The new documentary Waiting for 'Super­man' has triggered national media chatter about kick-starting a revolution in education. In it, An Inconvenient Truth director Davis Guggenheim presents U.S. public schools as struggling through a crisis created by intractable teachers' unions. His solution? Bust the unions and expand charter school access. But can his arguments stand up in Texas, a state where unions are effectively powerless and charter schools fail just like regular public schools?

Distributors Paramount Pictures have given the film, which opens in Austin on Oct. 15, the full-court press. A large number of invite-only early screenings have led to Oscar talk and to the ultimate seal of media approval – an appearance by Guggenheim on the final season of Oprah. Guggenheim has called his film a rallying cry, and its closing credits include a repeated plea to viewers to take a pledge to become involved in education.
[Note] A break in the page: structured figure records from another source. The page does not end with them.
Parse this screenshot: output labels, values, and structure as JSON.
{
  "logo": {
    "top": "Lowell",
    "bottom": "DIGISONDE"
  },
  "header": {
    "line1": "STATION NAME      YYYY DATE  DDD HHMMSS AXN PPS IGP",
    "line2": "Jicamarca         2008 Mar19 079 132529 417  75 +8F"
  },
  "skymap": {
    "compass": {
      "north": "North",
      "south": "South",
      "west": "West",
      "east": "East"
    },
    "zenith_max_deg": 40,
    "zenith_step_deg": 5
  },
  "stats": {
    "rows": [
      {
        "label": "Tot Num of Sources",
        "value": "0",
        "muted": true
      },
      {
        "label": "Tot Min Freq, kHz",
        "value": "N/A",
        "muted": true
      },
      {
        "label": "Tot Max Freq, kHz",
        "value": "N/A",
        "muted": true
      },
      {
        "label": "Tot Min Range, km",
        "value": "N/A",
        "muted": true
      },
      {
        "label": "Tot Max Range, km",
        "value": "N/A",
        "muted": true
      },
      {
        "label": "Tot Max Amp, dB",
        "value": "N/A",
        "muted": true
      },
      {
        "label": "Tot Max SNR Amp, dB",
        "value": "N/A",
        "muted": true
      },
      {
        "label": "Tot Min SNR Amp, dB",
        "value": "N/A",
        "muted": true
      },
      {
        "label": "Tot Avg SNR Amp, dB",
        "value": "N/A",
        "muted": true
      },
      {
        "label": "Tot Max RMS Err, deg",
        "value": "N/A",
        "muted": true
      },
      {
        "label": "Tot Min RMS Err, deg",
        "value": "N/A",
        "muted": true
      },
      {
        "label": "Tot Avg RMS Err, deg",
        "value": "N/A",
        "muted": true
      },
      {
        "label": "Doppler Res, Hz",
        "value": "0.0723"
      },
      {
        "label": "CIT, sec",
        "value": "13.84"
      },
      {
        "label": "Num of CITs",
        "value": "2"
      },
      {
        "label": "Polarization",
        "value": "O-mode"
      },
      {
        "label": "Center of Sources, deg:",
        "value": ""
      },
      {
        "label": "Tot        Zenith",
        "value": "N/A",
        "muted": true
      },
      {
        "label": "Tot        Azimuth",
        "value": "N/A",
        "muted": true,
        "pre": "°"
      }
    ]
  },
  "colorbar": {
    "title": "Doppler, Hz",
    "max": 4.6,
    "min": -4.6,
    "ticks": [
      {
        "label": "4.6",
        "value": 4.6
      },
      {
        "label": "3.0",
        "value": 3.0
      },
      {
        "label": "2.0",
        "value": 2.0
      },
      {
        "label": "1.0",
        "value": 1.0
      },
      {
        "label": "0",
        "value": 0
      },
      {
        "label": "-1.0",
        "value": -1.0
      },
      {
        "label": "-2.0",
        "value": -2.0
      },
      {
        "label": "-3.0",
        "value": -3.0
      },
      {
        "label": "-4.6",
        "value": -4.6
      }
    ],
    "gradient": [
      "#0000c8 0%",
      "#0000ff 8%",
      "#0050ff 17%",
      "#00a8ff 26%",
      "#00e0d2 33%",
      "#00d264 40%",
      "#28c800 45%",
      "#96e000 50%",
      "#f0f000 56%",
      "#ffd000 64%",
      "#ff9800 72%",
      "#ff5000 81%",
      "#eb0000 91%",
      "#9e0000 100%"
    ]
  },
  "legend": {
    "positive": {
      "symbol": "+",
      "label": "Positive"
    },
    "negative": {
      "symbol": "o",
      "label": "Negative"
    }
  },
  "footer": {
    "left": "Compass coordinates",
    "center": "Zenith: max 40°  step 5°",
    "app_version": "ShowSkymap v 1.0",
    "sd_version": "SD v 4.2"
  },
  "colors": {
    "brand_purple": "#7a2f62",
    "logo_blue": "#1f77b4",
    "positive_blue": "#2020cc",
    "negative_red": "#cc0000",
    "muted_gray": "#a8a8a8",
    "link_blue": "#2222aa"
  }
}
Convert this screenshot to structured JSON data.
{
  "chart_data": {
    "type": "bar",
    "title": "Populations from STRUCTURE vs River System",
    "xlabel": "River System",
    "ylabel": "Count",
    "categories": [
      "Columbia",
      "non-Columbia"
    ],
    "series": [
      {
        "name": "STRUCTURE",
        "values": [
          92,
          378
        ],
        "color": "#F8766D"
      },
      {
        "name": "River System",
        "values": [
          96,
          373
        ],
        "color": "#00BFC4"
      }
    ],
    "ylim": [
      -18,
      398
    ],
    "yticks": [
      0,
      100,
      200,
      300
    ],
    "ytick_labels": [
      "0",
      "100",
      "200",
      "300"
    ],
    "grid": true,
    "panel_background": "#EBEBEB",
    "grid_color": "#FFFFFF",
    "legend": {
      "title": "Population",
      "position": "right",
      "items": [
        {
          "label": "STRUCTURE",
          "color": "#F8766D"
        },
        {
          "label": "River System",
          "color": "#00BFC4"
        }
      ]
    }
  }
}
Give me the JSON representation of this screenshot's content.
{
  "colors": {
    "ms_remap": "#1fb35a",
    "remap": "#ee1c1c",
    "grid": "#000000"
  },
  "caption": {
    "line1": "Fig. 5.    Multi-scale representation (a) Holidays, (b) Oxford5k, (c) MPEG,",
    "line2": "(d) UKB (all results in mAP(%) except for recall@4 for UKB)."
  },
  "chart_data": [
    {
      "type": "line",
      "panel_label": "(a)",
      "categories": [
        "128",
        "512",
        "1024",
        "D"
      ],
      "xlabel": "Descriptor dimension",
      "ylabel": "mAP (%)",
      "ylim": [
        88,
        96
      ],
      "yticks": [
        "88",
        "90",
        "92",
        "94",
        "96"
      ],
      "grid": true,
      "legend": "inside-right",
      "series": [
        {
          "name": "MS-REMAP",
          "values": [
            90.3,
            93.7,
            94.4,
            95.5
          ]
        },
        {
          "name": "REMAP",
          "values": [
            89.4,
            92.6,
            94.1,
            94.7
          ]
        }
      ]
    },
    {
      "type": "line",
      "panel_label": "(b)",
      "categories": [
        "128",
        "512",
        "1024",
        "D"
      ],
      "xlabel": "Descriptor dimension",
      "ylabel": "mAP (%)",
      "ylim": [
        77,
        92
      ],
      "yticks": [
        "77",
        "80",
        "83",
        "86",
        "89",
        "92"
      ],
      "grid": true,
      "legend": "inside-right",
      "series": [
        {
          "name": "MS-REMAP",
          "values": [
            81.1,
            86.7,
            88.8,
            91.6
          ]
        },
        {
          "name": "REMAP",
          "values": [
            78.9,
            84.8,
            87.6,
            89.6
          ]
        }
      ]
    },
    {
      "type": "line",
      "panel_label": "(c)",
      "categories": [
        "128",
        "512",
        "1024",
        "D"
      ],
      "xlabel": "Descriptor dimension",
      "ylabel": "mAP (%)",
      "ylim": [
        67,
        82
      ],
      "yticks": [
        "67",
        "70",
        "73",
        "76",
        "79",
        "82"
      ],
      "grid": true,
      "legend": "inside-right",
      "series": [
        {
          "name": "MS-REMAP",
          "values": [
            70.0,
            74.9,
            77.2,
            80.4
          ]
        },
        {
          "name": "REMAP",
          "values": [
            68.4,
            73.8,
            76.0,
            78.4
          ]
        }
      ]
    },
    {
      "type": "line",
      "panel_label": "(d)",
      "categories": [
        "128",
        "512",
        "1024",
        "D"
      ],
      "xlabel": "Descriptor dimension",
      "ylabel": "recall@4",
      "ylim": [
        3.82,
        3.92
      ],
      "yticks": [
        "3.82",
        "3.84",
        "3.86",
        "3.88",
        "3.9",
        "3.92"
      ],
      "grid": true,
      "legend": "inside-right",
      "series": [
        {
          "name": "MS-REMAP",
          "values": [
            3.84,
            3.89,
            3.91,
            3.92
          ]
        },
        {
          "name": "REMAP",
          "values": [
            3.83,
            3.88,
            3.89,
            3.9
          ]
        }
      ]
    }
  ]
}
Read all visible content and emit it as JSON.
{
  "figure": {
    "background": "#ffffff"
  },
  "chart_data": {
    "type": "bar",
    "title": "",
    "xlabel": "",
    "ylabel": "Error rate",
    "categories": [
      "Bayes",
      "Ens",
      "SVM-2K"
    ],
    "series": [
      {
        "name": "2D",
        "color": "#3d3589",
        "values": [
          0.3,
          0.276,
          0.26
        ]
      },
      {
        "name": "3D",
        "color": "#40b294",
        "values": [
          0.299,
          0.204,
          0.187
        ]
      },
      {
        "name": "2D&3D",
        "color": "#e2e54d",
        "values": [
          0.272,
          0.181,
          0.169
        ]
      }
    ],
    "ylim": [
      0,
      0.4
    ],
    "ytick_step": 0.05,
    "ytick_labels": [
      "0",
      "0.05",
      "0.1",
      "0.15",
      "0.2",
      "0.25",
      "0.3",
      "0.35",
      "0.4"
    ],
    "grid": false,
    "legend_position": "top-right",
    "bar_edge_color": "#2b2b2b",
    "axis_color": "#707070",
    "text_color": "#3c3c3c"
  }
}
However, after viewing the film, Louis Malfaro, the secretary-treasurer of the Texas chapter of the American Federation of Teachers, called it "a fairly inaccurate and overly simplified view" of schools that "ignores little factors like urban poverty and chooses to focus on a very emotional tale about five kids and their families who are trying to get access to quality education."

The movie concentrates on two case studies of educational reform: first, the Harlem Children's Zone in New York, led by entrepreneur Geoffrey Canada and now being used by the Obama White House as the model for its new Promise Neighborhoods Initiative (see "Promises, Promises," Aug. 6), and second, the radical reforms undertaken by Michelle Rhee, chancellor of the District of Columbia Public Schools. But while Guggenheim talks about Canada's "whatever it takes" mantra, he doesn't mention the network of social services and support systems that are the backbone of the Harlem project and of the federal program it inspired. Similarly, he portrays Rhee as a pragmatic and effective reformer. Yet her time in office has been racked with controversy and accusations of an autocratic, self-promoting management style, and her divisive tenure was a key factor in the defeat of her political patron, Mayor Adrien Fenty, who lost re-election to Council Member Vincent Gray. With her position now politically untenable, Rhee announced her resignation on Oct. 13.

Nevertheless, charter school advocates are now taking political and fundraising advantage of the discussion surrounding the film. Pro-charter pressure group Center for Education Reform has e-mailed reporters with links to its report "Fact-Checking Charter School Achievement," which it calls an "FYI-Resource as you write about Waiting for 'Super­man.'" Paramount has organized advance screenings for charter schools, including the Yes Prep charter network in Houston. Yes director of communications Jill Willis said that the schools had held a screening to which they had invited "an intimate group" that included staff, the Yes board, "and some key supporters and donors."

That same courtesy has not been extended so freely to public school teachers and teachers' unions. Even though it is the state affiliate of the National Education Association, Americas' biggest teachers' union, the Texas State Teachers Association has received no invitation to host a screening, nor has the association leadership been invited to one, according to TSTA public affairs specialist Clay Robison. Education Austin co-President Rae Nwosu saw an advance screening organized through the Austin Independent School District and was unimpressed. She said, "They put three or four schools in the spotlight, and people are supposed to look at that and say, 'Look at that; that's what all the schools are.'" She was concerned that it is already being used to present teachers' unions as opposing reform, when in fact Education Austin was pivotal in developing the district's groundbreaking Reach strategic compensation initiative. The union has also just been awarded $185,000 by Texas AFT to explore opening in-district charters – the kind of innovation Guggenheim says unions oppose. "We're working with the district and the community," said Nwosu. "It's not teachers or the union taking over. We're collaborating."

For Malfaro, what is most frustrating about the film is its omissions. For example, Gug­genheim cites Finland as one nation leaving the U.S. in the dust in math and science – but, Malfaro noted, "All the teachers in Finland are in a union." Similarly, he criticized the film's presentation of charters as the solution to all ills. For example, there are more than 8,000 children covered by the Harlem Child­ren's Zone, but only 1,000 of those attend one of Geoffrey Canada's four Promise Academies. The rest are registered in the zone's regular public schools. Even Canada has told The New York Times that charter schools "are not a panacea," and while some are models to be replicated, "there are lousy ones that should be closed." Nwosu also criticized Guggenheim for ignoring charter schools' ability to handpick who they teach. "We can't kick kids out of AISD," she said, "where a charter school can."

TSTA spokesman Robison echoed Nwosu and Mal­faro's disappointment about the film's false dichotomy of educators vs. education reformers. "Teachers have been trying to improve education for a long time," he said. "We're not Johnny-come-latelies to this at all."